4.5 Case study 2: marine species abundance
The data set consists of abundance (frequencies) of 92 marine species in 13 stations (samples) in the North sea
species <- read.table("SpecAbund.txt", h = T, stringsAsFactors = TRUE)
# Show first lines of the table
head(species) Species S4 S8 S9 S12 S13 S14 S15 S18 S19 S23 S24 R40 R42
1 Myri_ocul 193 79 150 72 141 302 114 136 267 271 992 5 12
2 Chae_seto 34 4 247 19 52 250 331 12 125 37 12 8 3
3 Amph_falc 49 58 66 47 78 92 113 38 96 76 37 0 5
4 Myse_bide 30 11 36 65 35 37 21 3 20 156 12 58 43
5 Goni_macu 35 39 41 37 32 45 41 41 31 29 64 32 23
6 Amph_fili 19 39 11 38 18 20 11 22 30 40 3 55 65Stations starting with S are close to oil-drill platform (pollution), stations R40 and R42 are regarded as clean reference samples.
# Extract the counts and use site as row label
sp.counts <- data.frame(row.names = species$Species, species[2:14])
sp.ca <- ca(sp.counts)
plot(sp.ca, map = "rowprincipal") # Use different scaling to facilitate interpretation
Stations form a curve from most polluted stations to least polluted stations.
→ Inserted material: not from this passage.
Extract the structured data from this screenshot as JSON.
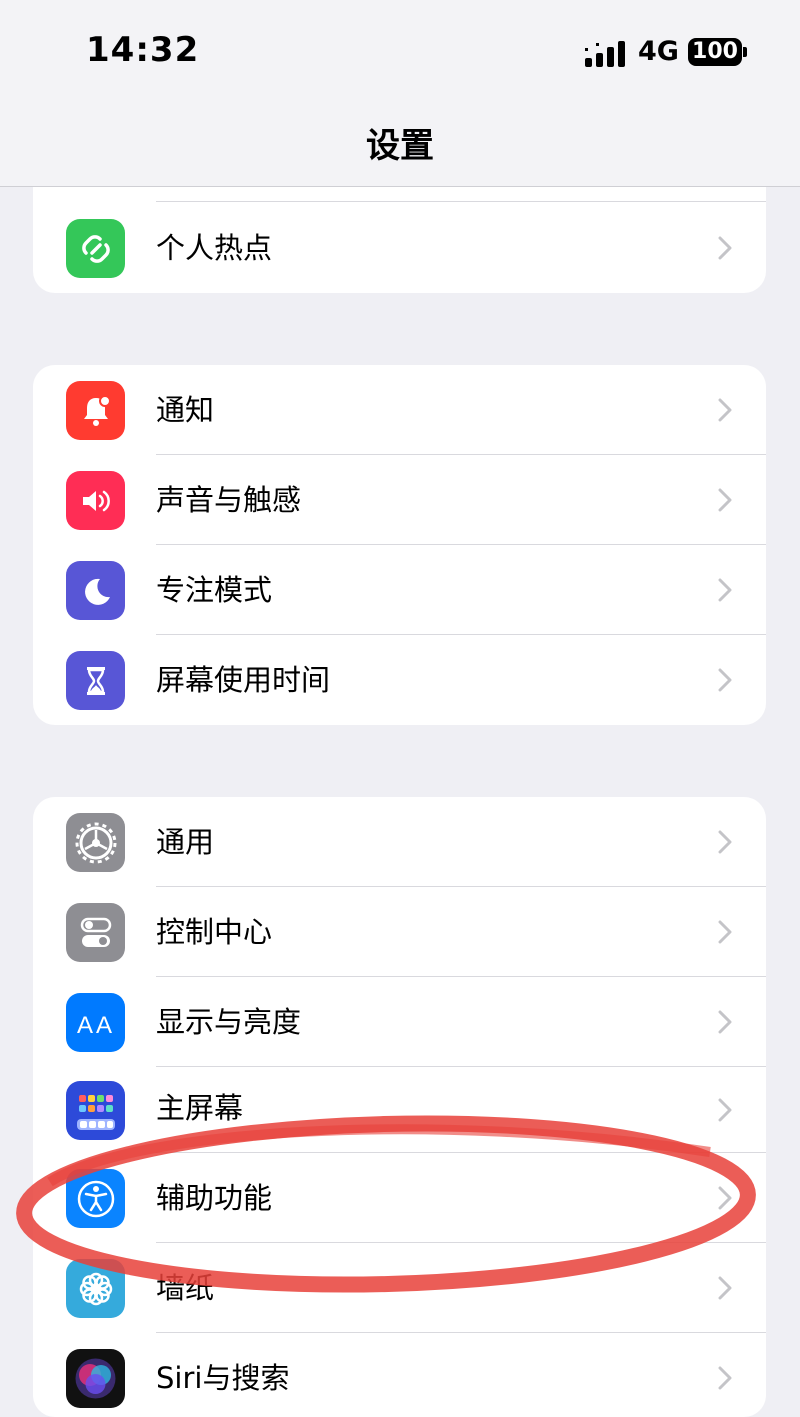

Reference clean stations (R40, R42) are far from the drilling area.
Station 24 separates out from the others: higher relative abundance of Echi.sp and Myri.ocul. here. Species Eumi.oke. is linked to the most polluted stations.
The two first CA dimensions explain 57.5% of the total variation.